Zu ähnlichen Ergebnissen kommt auch ein Forschungsteam der Universität für Bodenkultur Wien, wenngleich man dort etwas vorsichtiger in der Interpretation ist. Die ÖkoReSch-Vorstudie zu Restwasser im Hochgebirge erhob die Qualitätskomponente Makrozoobenthos. In Summe wurden an Gletscherbächen (n=292) und Quellbächen (n=446) der Vergleich von unbeeinflusster Vollwasserstrecke und Restwasserstrecke angestellt. Dabei war in der Restwasserstrecke die Anzahl der Taxa praktisch unverändert, tendenziell sogar höher. Jedenfalls war keine Verschlechterung feststellbar. Diese Erkenntnisse sind keineswegs ein Aufruf zum ungezügelten Ausbau. Aber sie zeigen eines sehr deutlich: Moderne Anlagen am Stand der Technik, die ökologische Grundlagen berücksichtigen, gefährden unsere Gewässer deutlich weniger als es oft dargestellt wird 

Die Erkenntnisse im Licht des Weser-Urteils und der momentanen Gesetzeslage 

Das sogenannte “Weser-Urteil” des europäischen Gerichtshofes aus dem Jahr 2015 ist im Hinblick auf den Bau von Kleinwasserkraftwerken unter diesen wissenschaftlichen Erkenntnissen wohl zu überdenken. Konkret sagt das Urteil aus, dass, wenn ein Vorhaben “eine Verschlechterung des Zustands eines Oberflächenwasserkörpers verursachen kann oder wenn es die Erreichung eines guten Zustands eines Oberflächengewässers bzw. eines guten ökologischen Potenzials und eines guten chemischen Zustands eines Oberflächengewässers (…) gefährdet” nicht zu genehmigen ist. 

Auch in den nationalen Gesetzgebungen spielt der Einfluss von Kleinwasserkraftwerken auf die Gewässerökologie eine Rolle, beispielsweise im österreichischen Wasserrechtsgesetz (WRG) oder dem deutschen Gesetz über die Umweltverträglichkeitsprüfung (UVPG), um nur einige zu nennen.  

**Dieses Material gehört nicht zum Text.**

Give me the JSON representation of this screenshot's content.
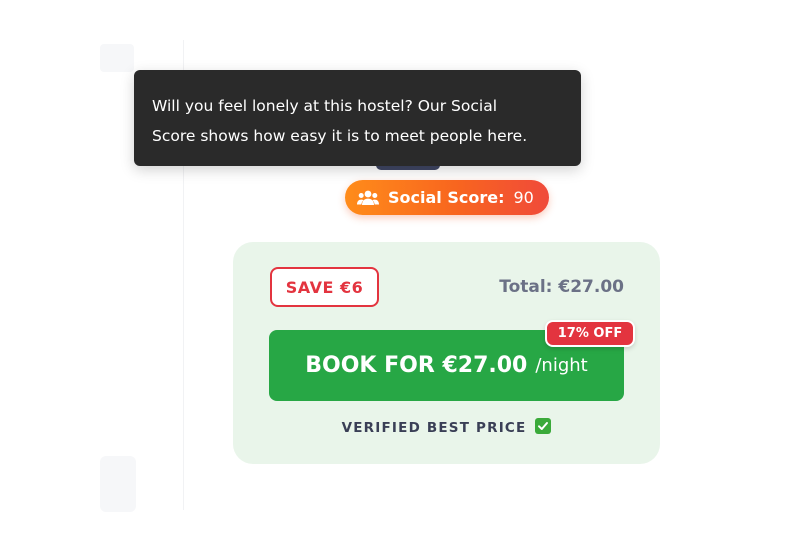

Im Hinblick auf die vorgestellten Erkenntnisse kann man also folgendes festhalten: Wissenschaftlich gesehen ist eine Verschlechterung der Gewässerökologie durch den Neubau von Kleinwasserkraftwerken, gemessen anhand von Makroinvertebraten im Gebirge, nicht verifizierbar. Zwar sind diese Ergebnisse nicht auf die etwas unterschiedlichen Gegebenheiten im Tiefland 1:1 umlegbar, sie zeigen aber deutlich, dass der Umfang und die Intensität von Genehmigungsverfahren deutlich reduziert werden könnten. Dies würde vor allem den Anreiz erhöhen, derartige Projekte zu planen und durchzuführen und dadurch zu einer grüneren Zukunft beitragen. 

Es stellt sich daher die Frage nach der Sinnhaftigkeit dieser Regelungen, wenn grundsätzlich ohnehin nicht von einer Verschlechterung der Gewässerökologie auszugehen ist. 

Hoffnungsschimmer Notverordnung? 

Wie bereits erwähnt, ist es fraglich, ob oder wann diese wissenschaftlichen Daten Einzug in die politischen Entscheidungsfindungen und damit auch Genehmigungsverfahren halten werden.  
Die EU-Notverordnung (die noch in nationales Recht umgesetzt werden muss) lässt zumindest teilweise auf verbesserte Verfahren hoffen: Im Rahmen dessen sollen sogenannten Go-To-Areas definiert werden, innerhalb derer Genehmigungsverfahren nur wenige Wochen dauern dürfen. Wann genau man mit derartigen Verfahren rechnen kann, ist allerdings noch offen.  

Wünschenswert ist, dass beide Ansätze, sowohl die wissenschaftlichen Erkenntnisse des geringen Einflusses von Kleinwasserkraftwerken auf die Gewässerökologie als auch die Go-To-Areas, möglichst rasch in die Tat umgesetzt werden. 

Fazit 

Es gibt durchaus noch Potenzial für den Neubau von Kleinwasserkraftanlagen in Gewässerstrecken, in denen sie – richtig geplant und betrieben – de facto keinen Einfluss auf die Gewässerökologie haben, jedoch „de jure“ als Verschlechterung gelten und damit einen Kriterienkatalog erfüllen müssen, der unter völlig anderen Grundvoraussetzungen geschrieben wurde. Dieser Umstand ließe sich mit einer Novelle schnell lösen. Die Dringlichkeit muss angesichts des russischen Krieges gegen die Ukraine und der immer dramatischeren, menschengemachten Klimakrise wohl nicht betont werden.